Затем, отложив перо, она пошла в спальню, встала перед зеркалом, поправила на шее жемчужное ожерелье. Потом, поскольку жемчуга плохо сочетались с утренним платьицем из цветастого ситца, она переоделась в светло-серую тафту, потом в персиково-розовую, а потом уж в парчу вишневого цвета. Наверное, не помешало бы чуть припудрить нос, уложить волосы на лбу – вот так. Потом она сунула ноги в остроносые туфельки, надела на палец изумрудное колечко. «Ну вот», – сказала она, когда все было готово, и засветила по обеим сторонам зеркала серебряные канделябры. И какая бы женщина не загорелась, увидев то, что увидела сейчас Орландо, горящее в снегах: зеркало было все сплошь – снежная равнина, а сама она – костер, пылающая купина, и пламя свечей сияло у нее над головой серебряной листвой; или нет, зеркало было – зеленая вода, а сама она русалка, унизанная жемчугами; укрывшаяся в гроте сирена, так поющая, что гребцы, клонясь к бортам, падают из лодок вниз, вниз, вниз, чтобы ее обнять; так темна, так светла, тверда, нежна она была, так дивно соблазнительна, и безумно, безумно было жаль, что некому это выразить в простых словах, взять и сказать: «Черт побери, сударыня, вы прелесть, да и только!» И ведь это было чистой правдой.

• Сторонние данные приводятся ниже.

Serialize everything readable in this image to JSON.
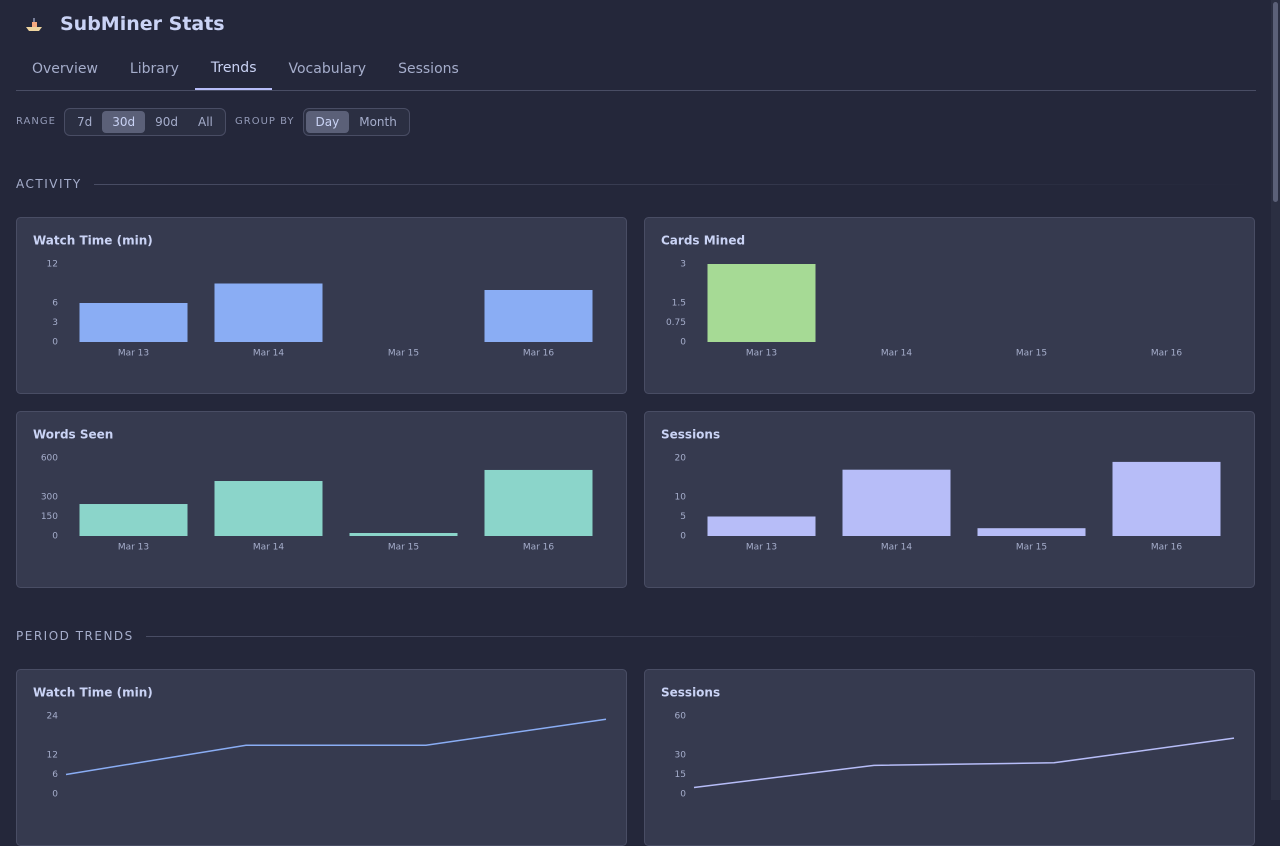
{
  "header": {
    "title": "SubMiner Stats"
  },
  "tabs": [
    "Overview",
    "Library",
    "Trends",
    "Vocabulary",
    "Sessions"
  ],
  "controls": {
    "range_label": "RANGE",
    "range_options": [
      "7d",
      "30d",
      "90d",
      "All"
    ],
    "group_by_label": "GROUP BY",
    "group_by_options": [
      "Day",
      "Month"
    ]
  },
  "sections": [
    "ACTIVITY",
    "PERIOD TRENDS"
  ],
  "chart_data": [
    {
      "type": "bar",
      "title": "Watch Time (min)",
      "categories": [
        "Mar 13",
        "Mar 14",
        "Mar 15",
        "Mar 16"
      ],
      "values": [
        6,
        9,
        0,
        8
      ],
      "color": "#8aadf4",
      "ylim": [
        0,
        12
      ],
      "yticks": [
        0,
        3,
        6,
        12
      ]
    },
    {
      "type": "bar",
      "title": "Cards Mined",
      "categories": [
        "Mar 13",
        "Mar 14",
        "Mar 15",
        "Mar 16"
      ],
      "values": [
        3,
        0,
        0,
        0
      ],
      "color": "#a6da95",
      "ylim": [
        0,
        3
      ],
      "yticks": [
        0,
        0.75,
        1.5,
        3
      ]
    },
    {
      "type": "bar",
      "title": "Words Seen",
      "categories": [
        "Mar 13",
        "Mar 14",
        "Mar 15",
        "Mar 16"
      ],
      "values": [
        246,
        423,
        23,
        508
      ],
      "color": "#8bd5ca",
      "ylim": [
        0,
        600
      ],
      "yticks": [
        0,
        150,
        300,
        600
      ]
    },
    {
      "type": "bar",
      "title": "Sessions",
      "categories": [
        "Mar 13",
        "Mar 14",
        "Mar 15",
        "Mar 16"
      ],
      "values": [
        5,
        17,
        2,
        19
      ],
      "color": "#b7bdf8",
      "ylim": [
        0,
        20
      ],
      "yticks": [
        0,
        5,
        10,
        20
      ]
    },
    {
      "type": "line",
      "title": "Watch Time (min)",
      "values": [
        6,
        15,
        15,
        23
      ],
      "color": "#8aadf4",
      "ylim": [
        0,
        24
      ],
      "yticks": [
        0,
        6,
        12,
        24
      ]
    },
    {
      "type": "line",
      "title": "Sessions",
      "values": [
        5,
        22,
        24,
        43
      ],
      "color": "#b7bdf8",
      "ylim": [
        0,
        60
      ],
      "yticks": [
        0,
        15,
        30,
        60
      ]
    }
  ]
}
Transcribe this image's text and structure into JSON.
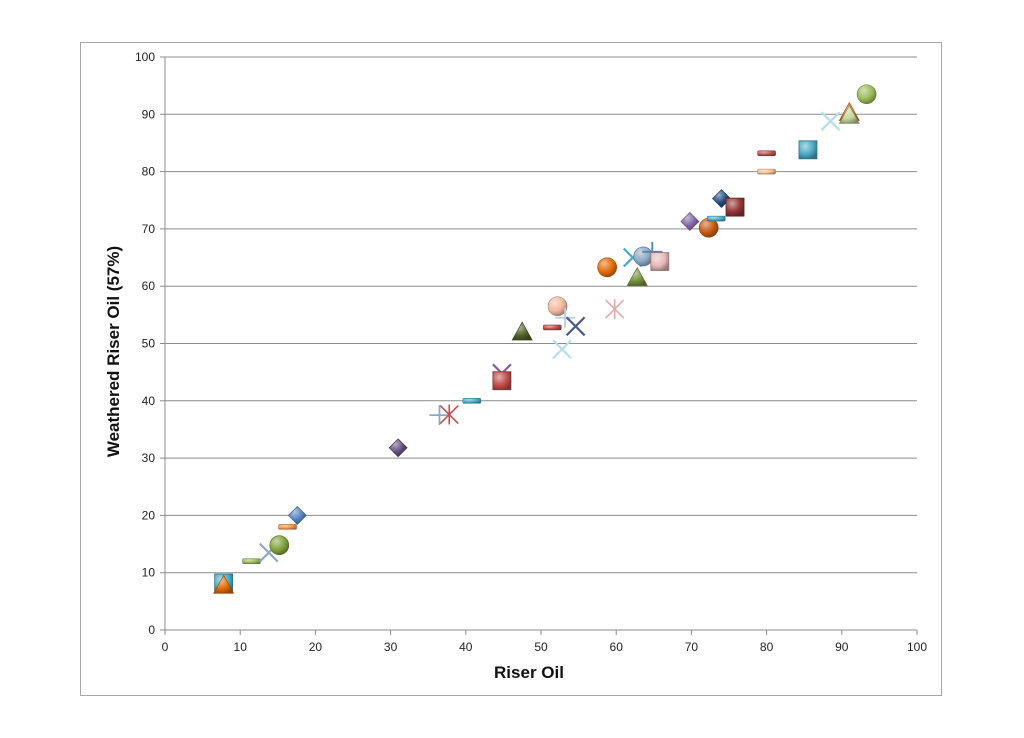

Орландо (вовсе не страдавшая самомнением) и сама это знала, и она улыбнулась той невольной улыбкой, какой улыбаются женщины, когда их собственная красота, будто им и не принадлежа – так взбухает капля, так взлетают струи, – вдруг им встает навстречу в зеркале; вот такой улыбнулась она улыбкой, а потом она на секунду вслушалась и услышала всего лишь – листья шелестят, чирикают воробьи, и она вздохнула: «Жизнь, любовник» – и с удивительной быстротой повернулась на пятках, сорвала с шеи жемчуга, стянула с себя шелка и, стоя в простых черных бриджах обыкновенного дворянина, позвонила в колокольчик. Вошел слуга; она велела немедля подать к крыльцу карету цугом. Срочные дела ее призывают в Лондон. Не прошло и часу, как исчез эрцгерцог, а она уже отправилась в путь.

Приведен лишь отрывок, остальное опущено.